This is an important book in its content, title, and field, and it is a topic that has not been summarized in a book
In this detail and following the historical archaeological scientific method. Its author is a person who has communicated with the Emirates, and with the Emirate of Ras Al Khaimah since he was a student at the university, and worked in difficult circumstances. He wrote many research and articles about the antiquities of the Emirates in general, and about the antiquities of Ras Al Khaimah in particular. He was creative, mastered, improved, and accomplished, and for this reason it can be considered One of the most active foreign researchers in the fields of antiquities related to the United Arab Emirates in general. He was attached to the Emirate of Ras Al Khaimah, lived and worked there, and mixed his thoughts with its antiquities and heritage buildings. Hence, the translation of this book comes to provide the Arab Library with a reference in architectural heritage, allowing readers to see the castles, forts and towers contained in the Emirate of Ras Al Khaimah, which is considered one of the most important examples of traditional architecture in the United Arab Emirates. The reader will find in this book accuracy and methodology, explanation and detail, and pictures and illustrative drawings that will help the reader comprehend and understand what he has read.

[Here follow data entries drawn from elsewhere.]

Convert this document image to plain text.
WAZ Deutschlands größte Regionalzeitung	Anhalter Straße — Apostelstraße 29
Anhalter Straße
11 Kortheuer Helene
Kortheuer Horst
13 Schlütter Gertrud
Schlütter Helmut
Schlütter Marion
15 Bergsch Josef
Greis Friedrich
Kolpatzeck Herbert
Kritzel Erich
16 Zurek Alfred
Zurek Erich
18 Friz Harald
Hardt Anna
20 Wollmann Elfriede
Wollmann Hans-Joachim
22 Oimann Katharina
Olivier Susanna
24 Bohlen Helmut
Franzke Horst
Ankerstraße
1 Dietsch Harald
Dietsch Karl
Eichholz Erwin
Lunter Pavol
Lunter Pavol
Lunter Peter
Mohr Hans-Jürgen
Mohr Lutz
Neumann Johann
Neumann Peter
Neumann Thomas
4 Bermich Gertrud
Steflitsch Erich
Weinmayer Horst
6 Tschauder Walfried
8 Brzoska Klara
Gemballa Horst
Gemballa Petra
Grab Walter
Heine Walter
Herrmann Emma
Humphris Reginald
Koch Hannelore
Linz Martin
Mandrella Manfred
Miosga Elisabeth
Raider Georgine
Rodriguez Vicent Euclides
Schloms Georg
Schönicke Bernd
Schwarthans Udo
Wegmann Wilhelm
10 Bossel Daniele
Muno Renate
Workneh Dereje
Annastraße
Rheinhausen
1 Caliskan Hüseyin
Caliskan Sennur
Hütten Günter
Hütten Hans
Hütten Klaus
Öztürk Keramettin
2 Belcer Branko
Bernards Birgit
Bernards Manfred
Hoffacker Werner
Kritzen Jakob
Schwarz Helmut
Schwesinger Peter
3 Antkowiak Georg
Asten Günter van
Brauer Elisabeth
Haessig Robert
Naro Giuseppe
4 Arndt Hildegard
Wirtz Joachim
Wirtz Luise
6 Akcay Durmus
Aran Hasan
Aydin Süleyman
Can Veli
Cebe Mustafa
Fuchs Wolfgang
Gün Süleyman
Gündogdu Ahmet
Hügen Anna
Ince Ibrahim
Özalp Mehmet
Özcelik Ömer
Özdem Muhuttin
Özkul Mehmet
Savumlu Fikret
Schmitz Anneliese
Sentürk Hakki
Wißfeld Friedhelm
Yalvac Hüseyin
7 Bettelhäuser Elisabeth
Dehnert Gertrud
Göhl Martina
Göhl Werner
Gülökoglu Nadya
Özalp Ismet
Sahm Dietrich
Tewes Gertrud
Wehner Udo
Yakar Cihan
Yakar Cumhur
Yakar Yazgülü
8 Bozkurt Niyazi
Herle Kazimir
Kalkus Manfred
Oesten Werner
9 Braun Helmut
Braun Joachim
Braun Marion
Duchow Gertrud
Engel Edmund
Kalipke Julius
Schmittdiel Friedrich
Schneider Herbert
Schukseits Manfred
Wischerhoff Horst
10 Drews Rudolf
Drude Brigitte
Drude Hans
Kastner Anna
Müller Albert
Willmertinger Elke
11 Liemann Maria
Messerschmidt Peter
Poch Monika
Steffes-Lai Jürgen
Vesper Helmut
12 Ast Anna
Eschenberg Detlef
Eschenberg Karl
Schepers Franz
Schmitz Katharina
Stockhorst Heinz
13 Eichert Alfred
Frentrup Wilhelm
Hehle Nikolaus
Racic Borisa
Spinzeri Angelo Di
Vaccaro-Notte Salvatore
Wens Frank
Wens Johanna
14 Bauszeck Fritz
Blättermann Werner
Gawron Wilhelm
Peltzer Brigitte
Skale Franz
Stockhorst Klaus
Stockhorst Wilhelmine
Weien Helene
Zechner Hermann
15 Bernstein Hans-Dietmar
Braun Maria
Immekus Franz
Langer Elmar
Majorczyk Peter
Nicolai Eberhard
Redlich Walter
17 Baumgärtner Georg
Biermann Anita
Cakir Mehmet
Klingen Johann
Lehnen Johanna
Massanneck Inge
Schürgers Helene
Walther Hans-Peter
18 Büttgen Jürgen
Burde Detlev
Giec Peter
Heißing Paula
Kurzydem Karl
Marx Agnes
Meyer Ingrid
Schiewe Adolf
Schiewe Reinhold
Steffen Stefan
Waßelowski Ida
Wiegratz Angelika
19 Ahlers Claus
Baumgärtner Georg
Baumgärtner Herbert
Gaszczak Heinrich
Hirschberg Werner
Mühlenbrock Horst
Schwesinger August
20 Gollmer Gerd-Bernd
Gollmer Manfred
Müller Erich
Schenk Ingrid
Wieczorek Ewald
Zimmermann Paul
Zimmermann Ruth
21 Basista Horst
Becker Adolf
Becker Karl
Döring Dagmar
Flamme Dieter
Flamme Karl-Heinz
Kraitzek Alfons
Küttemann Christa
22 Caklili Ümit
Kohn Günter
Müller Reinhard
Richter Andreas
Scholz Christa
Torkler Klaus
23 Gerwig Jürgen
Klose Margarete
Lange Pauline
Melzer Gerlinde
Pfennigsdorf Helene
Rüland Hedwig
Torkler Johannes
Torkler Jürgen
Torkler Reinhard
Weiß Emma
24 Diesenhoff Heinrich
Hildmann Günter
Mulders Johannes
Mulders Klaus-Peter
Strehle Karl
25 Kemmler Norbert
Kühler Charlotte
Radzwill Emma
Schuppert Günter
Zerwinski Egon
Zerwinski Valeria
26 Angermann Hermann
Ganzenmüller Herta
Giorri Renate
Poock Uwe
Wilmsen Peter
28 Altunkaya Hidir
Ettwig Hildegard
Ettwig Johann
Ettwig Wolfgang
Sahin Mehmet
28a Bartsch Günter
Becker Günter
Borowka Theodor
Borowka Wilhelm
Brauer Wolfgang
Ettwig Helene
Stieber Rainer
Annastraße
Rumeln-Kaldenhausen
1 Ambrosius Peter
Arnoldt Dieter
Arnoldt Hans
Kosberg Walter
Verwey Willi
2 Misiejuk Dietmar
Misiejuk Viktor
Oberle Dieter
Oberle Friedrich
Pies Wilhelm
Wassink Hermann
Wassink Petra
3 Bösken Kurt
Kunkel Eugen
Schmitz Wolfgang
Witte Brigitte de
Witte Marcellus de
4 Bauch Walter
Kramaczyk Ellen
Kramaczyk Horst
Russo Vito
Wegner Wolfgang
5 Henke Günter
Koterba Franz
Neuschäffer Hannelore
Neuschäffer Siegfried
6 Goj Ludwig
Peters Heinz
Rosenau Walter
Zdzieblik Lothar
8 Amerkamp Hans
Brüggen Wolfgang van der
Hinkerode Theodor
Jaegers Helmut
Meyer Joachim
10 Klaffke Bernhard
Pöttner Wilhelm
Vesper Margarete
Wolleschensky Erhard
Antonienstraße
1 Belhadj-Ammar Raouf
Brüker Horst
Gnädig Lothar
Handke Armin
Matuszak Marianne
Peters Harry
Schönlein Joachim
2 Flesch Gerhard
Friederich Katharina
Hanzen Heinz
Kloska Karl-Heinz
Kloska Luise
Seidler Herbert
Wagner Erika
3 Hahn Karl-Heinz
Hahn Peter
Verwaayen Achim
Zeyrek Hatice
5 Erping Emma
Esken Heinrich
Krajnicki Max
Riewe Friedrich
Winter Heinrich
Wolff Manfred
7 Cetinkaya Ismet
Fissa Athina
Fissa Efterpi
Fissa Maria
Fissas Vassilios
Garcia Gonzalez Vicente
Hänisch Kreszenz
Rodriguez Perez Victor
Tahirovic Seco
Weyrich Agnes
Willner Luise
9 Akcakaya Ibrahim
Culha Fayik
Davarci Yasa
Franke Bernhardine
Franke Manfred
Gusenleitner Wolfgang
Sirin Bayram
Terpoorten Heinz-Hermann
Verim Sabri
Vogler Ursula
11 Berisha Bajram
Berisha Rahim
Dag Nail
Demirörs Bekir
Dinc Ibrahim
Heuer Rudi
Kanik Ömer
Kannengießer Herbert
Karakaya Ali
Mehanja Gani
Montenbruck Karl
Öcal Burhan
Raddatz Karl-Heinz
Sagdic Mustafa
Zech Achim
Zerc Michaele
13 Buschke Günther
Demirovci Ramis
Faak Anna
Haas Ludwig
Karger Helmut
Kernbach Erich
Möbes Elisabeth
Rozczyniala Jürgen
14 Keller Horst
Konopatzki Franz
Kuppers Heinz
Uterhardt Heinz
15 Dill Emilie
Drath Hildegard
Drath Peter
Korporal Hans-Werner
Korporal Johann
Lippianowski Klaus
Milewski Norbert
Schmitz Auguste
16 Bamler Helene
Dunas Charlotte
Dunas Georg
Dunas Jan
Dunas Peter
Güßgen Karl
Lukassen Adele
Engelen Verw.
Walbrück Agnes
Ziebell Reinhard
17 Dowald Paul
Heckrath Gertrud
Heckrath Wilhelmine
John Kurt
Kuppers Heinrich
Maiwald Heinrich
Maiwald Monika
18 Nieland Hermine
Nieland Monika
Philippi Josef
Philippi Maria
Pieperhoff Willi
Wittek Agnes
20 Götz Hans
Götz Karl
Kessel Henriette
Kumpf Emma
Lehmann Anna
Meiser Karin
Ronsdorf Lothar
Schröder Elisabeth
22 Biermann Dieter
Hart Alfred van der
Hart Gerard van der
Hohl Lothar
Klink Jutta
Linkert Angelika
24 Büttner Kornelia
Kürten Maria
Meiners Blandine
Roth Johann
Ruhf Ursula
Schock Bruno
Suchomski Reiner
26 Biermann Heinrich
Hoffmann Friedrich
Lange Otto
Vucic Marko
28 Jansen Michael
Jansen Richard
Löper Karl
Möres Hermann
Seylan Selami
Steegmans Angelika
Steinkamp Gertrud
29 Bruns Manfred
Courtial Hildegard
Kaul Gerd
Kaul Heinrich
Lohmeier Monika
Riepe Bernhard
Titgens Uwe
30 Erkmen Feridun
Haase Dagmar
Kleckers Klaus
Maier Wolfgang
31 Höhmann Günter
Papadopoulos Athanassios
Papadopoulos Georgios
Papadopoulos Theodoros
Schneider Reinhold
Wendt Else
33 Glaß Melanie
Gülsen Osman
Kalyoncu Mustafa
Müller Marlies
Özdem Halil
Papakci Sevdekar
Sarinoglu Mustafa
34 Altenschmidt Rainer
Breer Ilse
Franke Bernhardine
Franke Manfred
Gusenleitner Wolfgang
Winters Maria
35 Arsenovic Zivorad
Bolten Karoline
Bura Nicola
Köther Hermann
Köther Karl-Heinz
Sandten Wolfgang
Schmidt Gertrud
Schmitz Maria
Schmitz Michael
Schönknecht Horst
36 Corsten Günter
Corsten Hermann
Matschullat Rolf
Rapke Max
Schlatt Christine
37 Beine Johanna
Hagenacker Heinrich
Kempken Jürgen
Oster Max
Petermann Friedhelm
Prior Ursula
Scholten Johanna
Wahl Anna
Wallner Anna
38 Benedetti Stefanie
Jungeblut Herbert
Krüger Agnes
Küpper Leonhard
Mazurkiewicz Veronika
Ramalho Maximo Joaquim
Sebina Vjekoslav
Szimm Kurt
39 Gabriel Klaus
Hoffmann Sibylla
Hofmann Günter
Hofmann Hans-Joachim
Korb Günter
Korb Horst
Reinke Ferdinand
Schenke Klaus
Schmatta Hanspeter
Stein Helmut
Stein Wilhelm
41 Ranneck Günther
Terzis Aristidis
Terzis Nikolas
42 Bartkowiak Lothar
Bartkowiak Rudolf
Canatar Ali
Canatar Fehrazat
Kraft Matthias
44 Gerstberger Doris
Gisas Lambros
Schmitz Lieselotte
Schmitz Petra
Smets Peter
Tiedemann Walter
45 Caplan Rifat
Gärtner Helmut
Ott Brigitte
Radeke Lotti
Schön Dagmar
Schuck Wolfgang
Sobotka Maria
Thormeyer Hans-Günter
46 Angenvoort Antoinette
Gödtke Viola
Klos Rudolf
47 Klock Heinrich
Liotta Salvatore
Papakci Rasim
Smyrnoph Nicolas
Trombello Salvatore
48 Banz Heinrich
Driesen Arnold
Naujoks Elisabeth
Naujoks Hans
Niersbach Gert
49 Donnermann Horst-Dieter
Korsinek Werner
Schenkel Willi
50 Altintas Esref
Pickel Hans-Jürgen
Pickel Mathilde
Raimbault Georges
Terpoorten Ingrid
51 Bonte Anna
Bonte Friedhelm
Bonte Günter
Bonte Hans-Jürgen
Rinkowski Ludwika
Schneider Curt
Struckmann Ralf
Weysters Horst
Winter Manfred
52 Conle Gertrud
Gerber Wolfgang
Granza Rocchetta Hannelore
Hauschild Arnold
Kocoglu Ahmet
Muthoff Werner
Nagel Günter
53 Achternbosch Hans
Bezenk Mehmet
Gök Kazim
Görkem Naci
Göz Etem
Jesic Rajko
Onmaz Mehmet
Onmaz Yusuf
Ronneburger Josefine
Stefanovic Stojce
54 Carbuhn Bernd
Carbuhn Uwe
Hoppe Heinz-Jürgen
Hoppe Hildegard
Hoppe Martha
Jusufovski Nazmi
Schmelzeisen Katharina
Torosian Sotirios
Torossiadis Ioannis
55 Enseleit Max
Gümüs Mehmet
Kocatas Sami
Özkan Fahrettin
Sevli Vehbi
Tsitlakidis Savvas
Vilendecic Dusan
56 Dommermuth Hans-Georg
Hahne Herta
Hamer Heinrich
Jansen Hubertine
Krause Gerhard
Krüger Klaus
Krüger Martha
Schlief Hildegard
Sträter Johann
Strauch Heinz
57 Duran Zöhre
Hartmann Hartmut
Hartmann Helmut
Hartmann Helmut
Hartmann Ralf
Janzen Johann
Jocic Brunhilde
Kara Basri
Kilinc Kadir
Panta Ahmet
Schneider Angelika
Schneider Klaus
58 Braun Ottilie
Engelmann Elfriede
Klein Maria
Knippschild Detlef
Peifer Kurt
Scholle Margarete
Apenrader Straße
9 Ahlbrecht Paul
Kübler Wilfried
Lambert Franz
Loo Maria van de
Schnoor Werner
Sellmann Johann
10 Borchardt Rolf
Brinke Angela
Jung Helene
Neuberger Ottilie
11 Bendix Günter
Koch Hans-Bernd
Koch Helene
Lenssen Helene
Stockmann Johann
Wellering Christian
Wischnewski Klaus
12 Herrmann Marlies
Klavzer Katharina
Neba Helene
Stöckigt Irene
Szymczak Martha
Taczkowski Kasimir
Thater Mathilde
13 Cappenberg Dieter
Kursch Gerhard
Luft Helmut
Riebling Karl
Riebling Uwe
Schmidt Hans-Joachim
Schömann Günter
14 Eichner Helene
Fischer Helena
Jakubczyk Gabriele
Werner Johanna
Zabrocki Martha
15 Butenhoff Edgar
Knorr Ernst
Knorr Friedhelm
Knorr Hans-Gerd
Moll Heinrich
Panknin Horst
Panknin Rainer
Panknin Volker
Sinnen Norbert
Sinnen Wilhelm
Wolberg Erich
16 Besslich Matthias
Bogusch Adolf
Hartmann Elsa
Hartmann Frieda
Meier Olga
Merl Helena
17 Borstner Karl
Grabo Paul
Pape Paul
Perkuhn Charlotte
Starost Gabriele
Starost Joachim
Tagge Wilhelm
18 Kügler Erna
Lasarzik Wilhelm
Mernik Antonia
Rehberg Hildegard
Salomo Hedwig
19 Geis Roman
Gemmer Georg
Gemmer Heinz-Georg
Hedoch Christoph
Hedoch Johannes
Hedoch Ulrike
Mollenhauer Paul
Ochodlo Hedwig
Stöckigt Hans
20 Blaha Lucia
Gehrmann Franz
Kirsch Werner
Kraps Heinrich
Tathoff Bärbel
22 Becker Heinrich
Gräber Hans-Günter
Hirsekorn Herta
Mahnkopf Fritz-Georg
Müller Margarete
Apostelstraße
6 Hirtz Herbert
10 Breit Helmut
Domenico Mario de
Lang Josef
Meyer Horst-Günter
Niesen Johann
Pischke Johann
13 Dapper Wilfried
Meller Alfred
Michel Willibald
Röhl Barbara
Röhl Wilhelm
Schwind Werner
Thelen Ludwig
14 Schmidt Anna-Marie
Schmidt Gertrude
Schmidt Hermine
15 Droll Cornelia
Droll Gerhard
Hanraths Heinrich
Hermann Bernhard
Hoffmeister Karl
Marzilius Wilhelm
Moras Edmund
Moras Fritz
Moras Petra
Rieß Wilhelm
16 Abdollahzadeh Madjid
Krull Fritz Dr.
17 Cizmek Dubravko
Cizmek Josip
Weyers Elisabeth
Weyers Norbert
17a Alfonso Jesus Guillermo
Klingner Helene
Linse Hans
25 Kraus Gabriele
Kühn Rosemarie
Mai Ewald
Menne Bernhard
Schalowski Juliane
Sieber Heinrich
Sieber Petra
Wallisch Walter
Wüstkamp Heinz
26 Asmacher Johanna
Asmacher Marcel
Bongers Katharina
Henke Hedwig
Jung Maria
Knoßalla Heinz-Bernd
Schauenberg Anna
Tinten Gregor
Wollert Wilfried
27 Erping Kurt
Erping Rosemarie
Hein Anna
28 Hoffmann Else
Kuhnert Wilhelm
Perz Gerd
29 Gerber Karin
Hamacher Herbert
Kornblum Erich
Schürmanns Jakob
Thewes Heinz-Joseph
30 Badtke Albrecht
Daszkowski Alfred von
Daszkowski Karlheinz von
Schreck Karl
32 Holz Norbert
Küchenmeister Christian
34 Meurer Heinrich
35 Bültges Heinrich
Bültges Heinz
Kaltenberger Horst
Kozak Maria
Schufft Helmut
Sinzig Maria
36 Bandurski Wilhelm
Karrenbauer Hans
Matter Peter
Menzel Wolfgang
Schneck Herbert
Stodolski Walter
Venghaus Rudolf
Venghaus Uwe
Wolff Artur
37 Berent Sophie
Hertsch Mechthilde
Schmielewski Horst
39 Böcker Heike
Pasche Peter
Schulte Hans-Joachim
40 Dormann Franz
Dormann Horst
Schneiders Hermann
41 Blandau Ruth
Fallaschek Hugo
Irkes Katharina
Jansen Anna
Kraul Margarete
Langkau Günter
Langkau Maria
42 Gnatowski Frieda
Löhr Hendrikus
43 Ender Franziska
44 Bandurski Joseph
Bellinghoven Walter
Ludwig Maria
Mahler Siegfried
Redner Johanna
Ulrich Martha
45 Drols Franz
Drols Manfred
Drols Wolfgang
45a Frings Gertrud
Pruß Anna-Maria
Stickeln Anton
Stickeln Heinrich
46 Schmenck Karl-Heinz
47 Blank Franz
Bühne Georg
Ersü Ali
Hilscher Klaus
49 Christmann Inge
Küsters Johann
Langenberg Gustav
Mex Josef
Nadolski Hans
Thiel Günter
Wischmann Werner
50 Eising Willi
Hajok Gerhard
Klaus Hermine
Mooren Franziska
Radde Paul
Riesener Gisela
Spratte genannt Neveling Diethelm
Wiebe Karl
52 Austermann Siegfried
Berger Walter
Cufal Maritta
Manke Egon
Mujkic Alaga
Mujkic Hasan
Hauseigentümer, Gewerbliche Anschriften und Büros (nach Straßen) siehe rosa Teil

A university professor sees a painting in a museum in which a person very similar to his father is drawn, and he feels deeply that the resemblance does not stop at the symmetry of the two faces alone. A frightening intuition awakens within him, and he tries to meet a relative of the descendants of the man in the painting.
The novel's hero enters the maze of dream and wakefulness, and the maze of memory with its ramifications, evoking stories in which the real is mixed with the imaginary, and little by little we find that we are faced with several narratives, each one of which brings us into a new loss, until we ourselves become walking on the border between dream and wakefulness.
In “The Dark Bank,” José María Merino writes about the other or the companion, and about the past and memory, in a wonderful labyrinthine structure, within a vast time that lies on the margins of hours and pulses, and offers us pure pleasure that stimulates our imagination and senses.